My older daughter's PE teacher gave me some good news today. Every year at my girls' school, beginning in first grade, students run 1000m for time at the beginning and the end of the year. They do this as part of an overall fitness evaluation. The students also throw a ball for distance and perform a standing broad jump. There are other events, but I can't recall right now what they are.

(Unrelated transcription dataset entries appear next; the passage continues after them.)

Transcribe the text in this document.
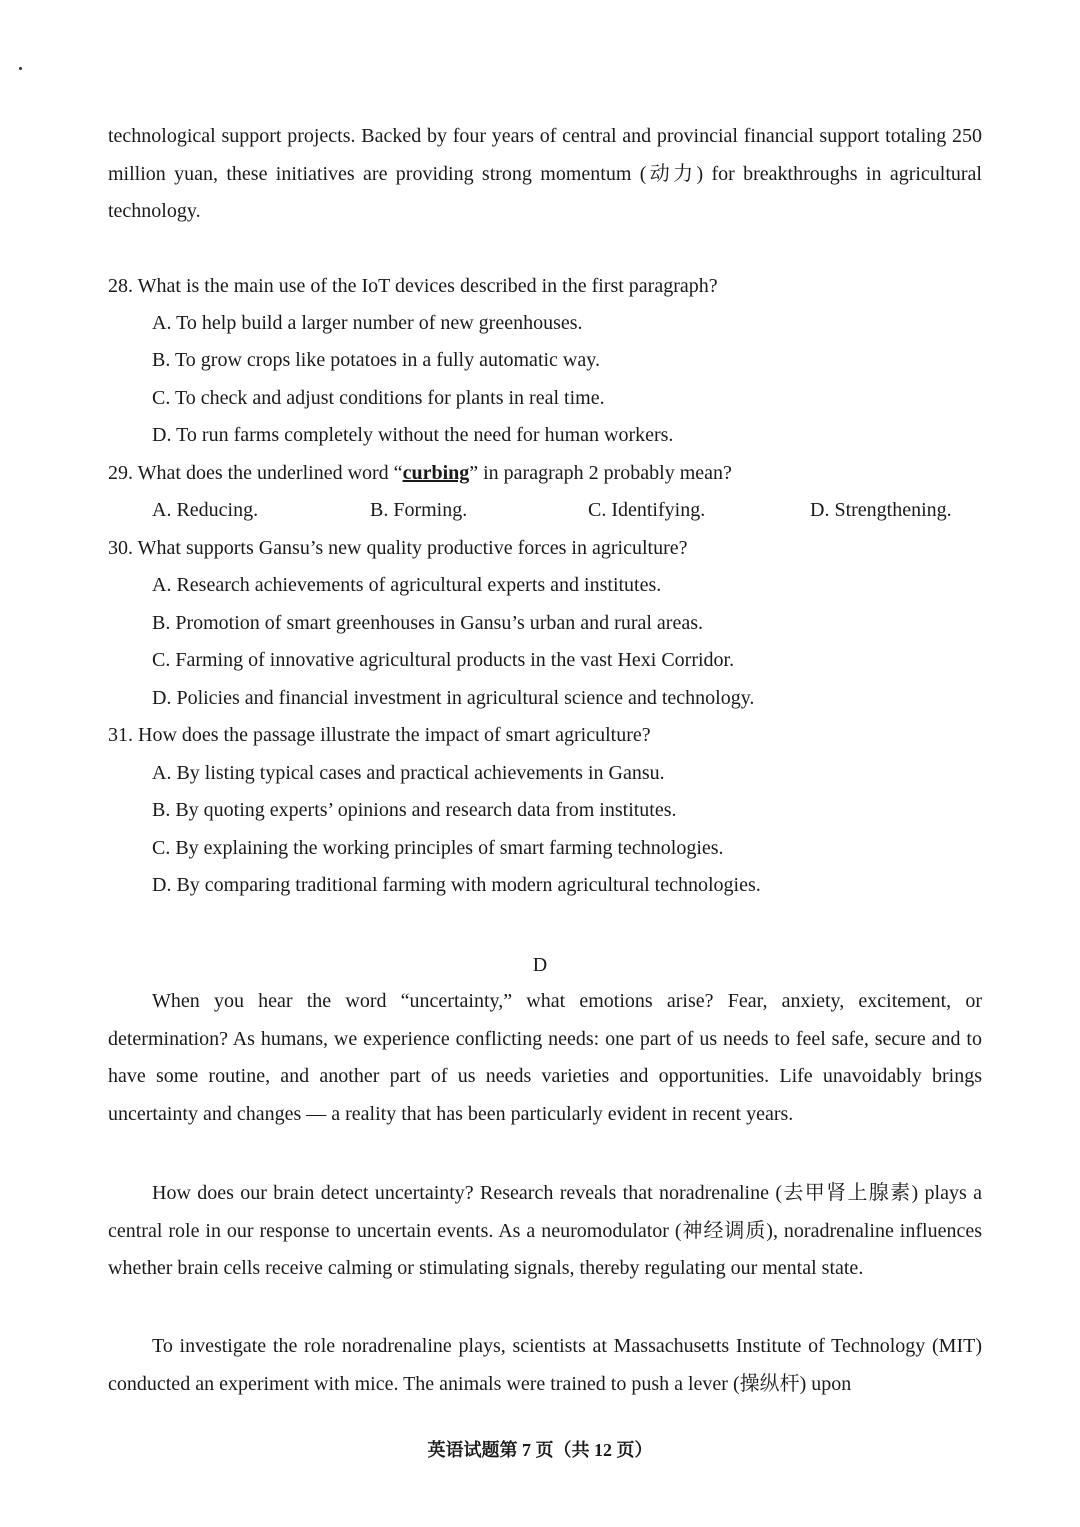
technological support projects. Backed by four years of central and provincial financial support totaling 250 million yuan, these initiatives are providing strong momentum (动力) for breakthroughs in agricultural technology.

28. What is the main use of the IoT devices described in the first paragraph?

A. To help build a larger number of new greenhouses.

B. To grow crops like potatoes in a fully automatic way.

C. To check and adjust conditions for plants in real time.

D. To run farms completely without the need for human workers.

29. What does the underlined word “curbing” in paragraph 2 probably mean?

A. Reducing.	B. Forming.	C. Identifying.	D. Strengthening.

30. What supports Gansu’s new quality productive forces in agriculture?

A. Research achievements of agricultural experts and institutes.

B. Promotion of smart greenhouses in Gansu’s urban and rural areas.

C. Farming of innovative agricultural products in the vast Hexi Corridor.

D. Policies and financial investment in agricultural science and technology.

31. How does the passage illustrate the impact of smart agriculture?

A. By listing typical cases and practical achievements in Gansu.

B. By quoting experts’ opinions and research data from institutes.

C. By explaining the working principles of smart farming technologies.

D. By comparing traditional farming with modern agricultural technologies.

D

When you hear the word “uncertainty,” what emotions arise? Fear, anxiety, excitement, or determination? As humans, we experience conflicting needs: one part of us needs to feel safe, secure and to have some routine, and another part of us needs varieties and opportunities. Life unavoidably brings uncertainty and changes — a reality that has been particularly evident in recent years.

How does our brain detect uncertainty? Research reveals that noradrenaline (去甲肾上腺素) plays a central role in our response to uncertain events. As a neuromodulator (神经调质), noradrenaline influences whether brain cells receive calming or stimulating signals, thereby regulating our mental state.

To investigate the role noradrenaline plays, scientists at Massachusetts Institute of Technology (MIT) conducted an experiment with mice. The animals were trained to push a lever (操纵杆) upon

英语试题第 7 页（共 12 页）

During the second running of the 1000m this year, my daughter recorded the second fastest time for a second grader in the school's history. She also recorded the second longest broad jump in the school's history. Now, if the run were a 100 or 200m sprint, then the broad jump would make sense. Both events require power, so a student who is good in one will also be good in the other. Carl Lewis was an Olympic gold medalist in both the 100m and the long jump. To my knowledge, though, no athlete has ever won a medal in the mile and the long jump. Training for the two events is too dissimilar. However, my daughter seems to have a nice balance of endurance and power. So, I hope to see her one day participate in the Olympic decathlon, an event for those athletes who don't quite have elite ability in either a power or an endurance discipline, but do have exemplary ability in both endurance and power disciplines.
What's that you say? My daughter can't be a decathlete? But I was going to buy her posters of Bruce Jenner and Dan O'Brien and all the women who have won a gold medal in the decathlon.
No women have won gold in the Olympic decathlon? There is no Olympic decathlon? But there is a men's decathlon, right? Okay, then shouldn't the women perform in the decathlon, too? They have a heptathlon? But that's only seven events. They should get three more.
The women's heptathlon (during an indoor track and field contest men perform in the heptathlon) consists of the 100m hurdles (should be 110m), the high jump, the shot put, the 200m, the long jump, the javelin throw, and the 800m. The decathlon consists of the 100m, the long jump, the shot put, the high jump, the 400m, the 110m hurdles, the discus throw, the pole vault, the javelin throw, and the 1500m. As you see, the men perform one intermediate distance running event that the women don't do, as well as the pole vault and the discus throw.
Unfortunately, the Olympics moves slowly when it comes to change. It took them until 1984 to allow women to run the marathon, and it took them until 2000 to allow women to pole vault. But now that women are pole vaulting, there is little reason not to allow women to perform the decathlon. We should let the International Olympic Committee and the International Association of Athletics Federation know that both sexes are equally capable of competing in a decathlon (as well as the 110m hurdles, which must be changed to provide an equal decathlon to both sexes).
With this in mind, I have begun a petition on change.org (click here) that is addressed to both the International Olympic Committee and the International Association of Athletics Federation, demanding that they end the sexism inherent in holding a heptathlon for women and a decathlon for men. Soon, I hope to draft a letter to both organizations expressing my dissatisfaction with this situation.
Please take the time to sign this petition. My older daughter will be 28 during the 2032 Olympics. She'll be in the prime of her athletic life, and I'd like her to have at least the opportunity to compete in the decathlon if she so chooses.